In Sullivan 2025 et al., on TTT stabilization methods, why should findings be interpreted cautiously for clinical translation?
A. Too small sample size
B. Only TBW method was tested
C. Cadaveric, single-load model used
D. Spacer pin was not radiographed
E. Group allocation was biased
Answer: Cadaveric, single-load model used
Explanation: The study tested acute failure in cadavers, not cyclic loading or clinical healing.
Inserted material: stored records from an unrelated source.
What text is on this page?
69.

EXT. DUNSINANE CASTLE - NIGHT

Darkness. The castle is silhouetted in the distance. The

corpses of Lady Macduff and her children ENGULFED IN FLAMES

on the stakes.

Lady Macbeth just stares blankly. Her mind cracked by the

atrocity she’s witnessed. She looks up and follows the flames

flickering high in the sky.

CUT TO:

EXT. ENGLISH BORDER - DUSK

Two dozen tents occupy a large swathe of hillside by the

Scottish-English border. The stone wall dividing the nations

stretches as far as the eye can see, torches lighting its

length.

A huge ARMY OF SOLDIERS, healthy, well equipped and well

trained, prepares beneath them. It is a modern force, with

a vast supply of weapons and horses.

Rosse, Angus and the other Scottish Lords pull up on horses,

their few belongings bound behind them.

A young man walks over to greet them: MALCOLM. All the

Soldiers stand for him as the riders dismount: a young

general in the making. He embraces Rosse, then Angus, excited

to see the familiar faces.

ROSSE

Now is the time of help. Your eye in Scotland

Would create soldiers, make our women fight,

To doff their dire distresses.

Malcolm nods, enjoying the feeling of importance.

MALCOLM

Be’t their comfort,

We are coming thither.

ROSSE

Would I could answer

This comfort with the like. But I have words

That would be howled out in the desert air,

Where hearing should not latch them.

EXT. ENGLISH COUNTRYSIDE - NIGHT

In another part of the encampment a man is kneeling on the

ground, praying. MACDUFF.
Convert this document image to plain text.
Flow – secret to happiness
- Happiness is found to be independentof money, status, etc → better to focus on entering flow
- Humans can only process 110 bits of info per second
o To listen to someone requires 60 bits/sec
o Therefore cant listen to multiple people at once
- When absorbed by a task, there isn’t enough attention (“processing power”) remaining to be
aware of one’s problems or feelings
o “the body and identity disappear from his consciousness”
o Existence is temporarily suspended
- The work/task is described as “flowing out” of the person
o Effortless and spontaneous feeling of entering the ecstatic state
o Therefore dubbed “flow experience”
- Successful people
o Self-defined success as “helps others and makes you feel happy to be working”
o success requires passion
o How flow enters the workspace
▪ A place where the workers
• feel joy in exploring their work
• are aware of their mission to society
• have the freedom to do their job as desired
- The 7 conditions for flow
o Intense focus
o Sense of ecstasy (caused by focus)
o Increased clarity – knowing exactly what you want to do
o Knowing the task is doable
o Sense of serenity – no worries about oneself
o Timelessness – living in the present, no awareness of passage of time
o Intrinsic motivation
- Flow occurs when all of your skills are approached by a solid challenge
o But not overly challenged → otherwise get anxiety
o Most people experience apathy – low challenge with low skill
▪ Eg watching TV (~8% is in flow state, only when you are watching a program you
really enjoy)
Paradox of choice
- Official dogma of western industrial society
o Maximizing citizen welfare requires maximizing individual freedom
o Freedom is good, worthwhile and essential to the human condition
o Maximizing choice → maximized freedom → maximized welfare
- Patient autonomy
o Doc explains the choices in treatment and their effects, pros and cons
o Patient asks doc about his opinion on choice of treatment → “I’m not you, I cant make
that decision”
In Sullivan 2025 et al., on TTT stabilization methods, what theoretical advantage does the spacer pin technique offer?
A. Higher stiffness
B. Less implant cost
C. Prevents crest fracture
D. Avoids placing pins through tuberosity
E. Improved healing speed
Answer: Avoids placing pins through tuberosity
Explanation: Avoiding tuberosity pins may reduce risk of soft tissue irritation or fracture.
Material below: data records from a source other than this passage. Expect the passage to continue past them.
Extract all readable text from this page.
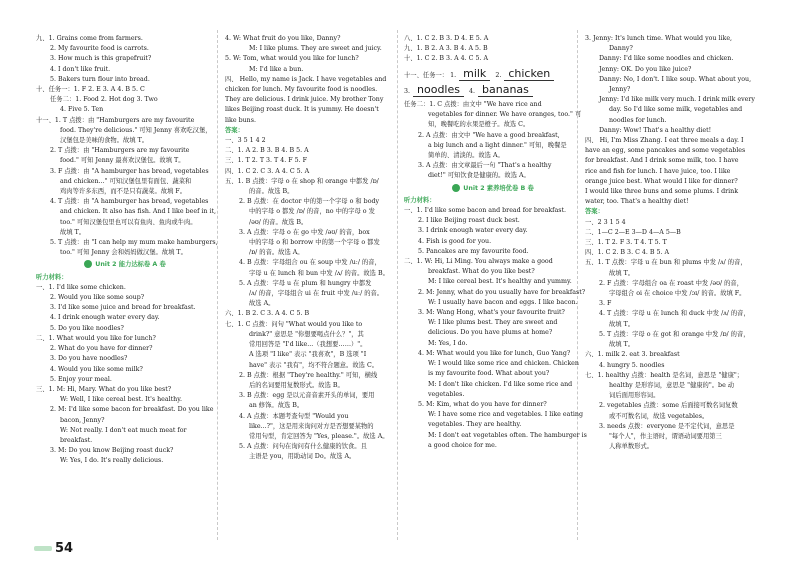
九、1. Grains come from farmers.
2. My favourite food is carrots.
3. How much is this grapefruit?
4. I don't like fruit.
5. Bakers turn flour into bread.
十、任务一：1. F 2. E 3. A 4. B 5. C
任务二：1. Food 2. Hot dog 3. Two
4. Five 5. Ten
十一、1. T 点拨：由 "Hamburgers are my favourite
food. They're delicious." 可知 Jenny 喜欢吃汉堡，
汉堡包是美味的食物。故填 T。
2. T 点拨：由 "Hamburgers are my favourite
food." 可知 Jenny 最喜欢汉堡包。故填 T。
3. F 点拨：由 "A hamburger has bread, vegetables
and chicken..." 可知汉堡包里有面包、蔬菜和
鸡肉等许多东西，而不是只有蔬菜。故填 F。
4. T 点拨：由 "A hamburger has bread, vegetables
and chicken. It also has fish. And I like beef in it,
too." 可知汉堡包里也可以有鱼肉、鱼肉或牛肉。
故填 T。
5. T 点拨：由 "I can help my mum make hamburgers,
too." 可知 Jenny 会和妈妈做汉堡。故填 T。
Unit 2 能力达标卷 A 卷
听力材料：
一、1. I'd like some chicken.
2. Would you like some soup?
3. I'd like some juice and bread for breakfast.
4. I drink enough water every day.
5. Do you like noodles?
二、1. What would you like for lunch?
2. What do you have for dinner?
3. Do you have noodles?
4. Would you like some milk?
5. Enjoy your meal.
三、1. M: Hi, Mary. What do you like best?
W: Well, I like cereal best. It's healthy.
2. M: I'd like some bacon for breakfast. Do you like
bacon, Jenny?
W: Not really. I don't eat much meat for
breakfast.
3. M: Do you know Beijing roast duck?
W: Yes, I do. It's really delicious.
4. W: What fruit do you like, Danny?
M: I like plums. They are sweet and juicy.
5. W: Tom, what would you like for lunch?
M: I'd like a bun.
四、 Hello, my name is Jack. I have vegetables and
chicken for lunch. My favourite food is noodles.
They are delicious. I drink juice. My brother Tony
likes Beijing roast duck. It is yummy. He doesn't
like buns.
答案：
一、3 5 1 4 2
二、1. A 2. B 3. B 4. B 5. A
三、1. T 2. T 3. T 4. F 5. F
四、1. C 2. C 3. A 4. C 5. A
五、1. B 点拨：字母 o 在 shop 和 orange 中都发 /ɒ/
的音。故选 B。
2. B 点拨：在 doctor 中的第一个字母 o 和 body
中的字母 o 都发 /ɒ/ 的音，no 中的字母 o 发
/əʊ/ 的音。故选 B。
3. A 点拨：字母 o 在 go 中发 /əʊ/ 的音，box
中的字母 o 和 borrow 中的第一个字母 o 都发
/ɒ/ 的音。故选 A。
4. B 点拨：字母组合 ou 在 soup 中发 /uː/ 的音，
字母 u 在 lunch 和 bun 中发 /ʌ/ 的音。故选 B。
5. A 点拨：字母 u 在 plum 和 hungry 中都发
/ʌ/ 的音，字母组合 ui 在 fruit 中发 /uː/ 的音。
故选 A。
六、1. B 2. C 3. A 4. C 5. B
七、1. C 点拨：问句 "What would you like to
drink?" 意思是 "你想要喝点什么？"，其
常用回答是 "I'd like...（我想要……）"。
A 选项 "I like" 表示 "我喜欢"，B 选项 "I
have" 表示 "我有"，均不符合题意。故选 C。
2. B 点拨：根据 "They're healthy." 可知，横线
后的名词要用复数形式。故选 B。
3. B 点拨：egg 是以元音音素开头的单词，要用
an 修饰。故选 B。
4. A 点拨：本题考查句型 "Would you
like...?"，这是用来询问对方是否想要某物的
常用句型，肯定回答为 "Yes, please."。故选 A。
5. A 点拨：问句在询问有什么健康的饮食。且
主语是 you，用助动词 Do。故选 A。
八、1. C 2. B 3. D 4. E 5. A
九、1. B 2. A 3. B 4. A 5. B
十、1. C 2. B 3. A 4. C 5. A
十一、任务一： 1. milk 2. chicken
3. noodles 4. bananas
任务二：1. C 点拨：由文中 "We have rice and
vegetables for dinner. We have oranges, too." 可
知，晚餐吃的水果是橙子。故选 C。
2. A 点拨：由文中 "We have a good breakfast,
a big lunch and a light dinner." 可知，晚餐是
简单的、清淡的。故选 A。
3. A 点拨：由文章最后一句 "That's a healthy
diet!" 可知饮食是健康的。故选 A。
Unit 2 素养培优卷 B 卷
听力材料：
一、1. I'd like some bacon and bread for breakfast.
2. I like Beijing roast duck best.
3. I drink enough water every day.
4. Fish is good for you.
5. Pancakes are my favourite food.
二、1. W: Hi, Li Ming. You always make a good
breakfast. What do you like best?
M: I like cereal best. It's healthy and yummy.
2. M: Jenny, what do you usually have for breakfast?
W: I usually have bacon and eggs. I like bacon.
3. M: Wang Hong, what's your favourite fruit?
W: I like plums best. They are sweet and
delicious. Do you have plums at home?
M: Yes, I do.
4. M: What would you like for lunch, Guo Yang?
W: I would like some rice and chicken. Chicken
is my favourite food. What about you?
M: I don't like chicken. I'd like some rice and
vegetables.
5. M: Kim, what do you have for dinner?
W: I have some rice and vegetables. I like eating
vegetables. They are healthy.
M: I don't eat vegetables often. The hamburger is
a good choice for me.
3. Jenny: It's lunch time. What would you like,
Danny?
Danny: I'd like some noodles and chicken.
Jenny: OK. Do you like juice?
Danny: No, I don't. I like soup. What about you,
Jenny?
Jenny: I'd like milk very much. I drink milk every
day. So I'd like some milk, vegetables and
noodles for lunch.
Danny: Wow! That's a healthy diet!
四、 Hi, I'm Miss Zhang. I eat three meals a day. I
have an egg, some pancakes and some vegetables
for breakfast. And I drink some milk, too. I have
rice and fish for lunch. I have juice, too. I like
orange juice best. What would I like for dinner?
I would like three buns and some plums. I drink
water, too. That's a healthy diet!
答案：
一、2 3 1 5 4
二、1—C 2—E 3—D 4—A 5—B
三、1. T 2. F 3. T 4. T 5. T
四、1. C 2. B 3. C 4. B 5. A
五、1. T 点拨：字母 u 在 bun 和 plums 中发 /ʌ/ 的音，
故填 T。
2. F 点拨：字母组合 oa 在 roast 中发 /əʊ/ 的音，
字母组合 oi 在 choice 中发 /ɔɪ/ 的音。故填 F。
3. F
4. T 点拨：字母 u 在 lunch 和 duck 中发 /ʌ/ 的音，
故填 T。
5. T 点拨：字母 o 在 got 和 orange 中发 /ɒ/ 的音，
故填 T。
六、1. milk 2. eat 3. breakfast
4. hungry 5. noodles
七、1. healthy 点拨：health 是名词，意思是 "健康"；
healthy 是形容词，意思是 "健康的"。be 动
词后面用形容词。
2. vegetables 点拨：some 后面接可数名词复数
或不可数名词，故选 vegetables。
3. needs 点拨：everyone 是不定代词，意思是
"每个人"，作主语时，谓语动词要用第三
人称单数形式。
54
In Sullivan 2025 et al., on TTT stabilization methods, what was the most common mode of failure across all groups?
A. Pin tract fracture
B. Distal tibial crest fracture
C. Implant loosening
D. Patellar ligament rupture
E. Osteotomy displacement
Answer: Patellar ligament rupture
Explanation: Rupture of the patellar ligament occurred in most samples in all groups.
In Sullivan 2025 et al., on TTT stabilization methods, what biomechanical benefit did the TBW group demonstrate over the others?
A. Higher stiffness only
B. Faster healing
C. Distal crest fracture prevention
D. Lower rate of pin migration
E. Higher ultimate failure force
Answer: Distal crest fracture prevention
Explanation: Only the TBW group had zero crest fractures, unlike the 2-pin and spacer pin groups.
In Sullivan 2025 et al., on TTT stabilization methods, which stabilization method showed significantly different failure force or stiffness?
A. Spacer pin showed superior stiffness
B. TBW was significantly weaker
C. 2-pin was significantly stronger
D. Spacer pin was significantly weaker
E. No significant differences were found
Answer: No significant differences were found
Explanation: All methods showed comparable failure force and stiffness.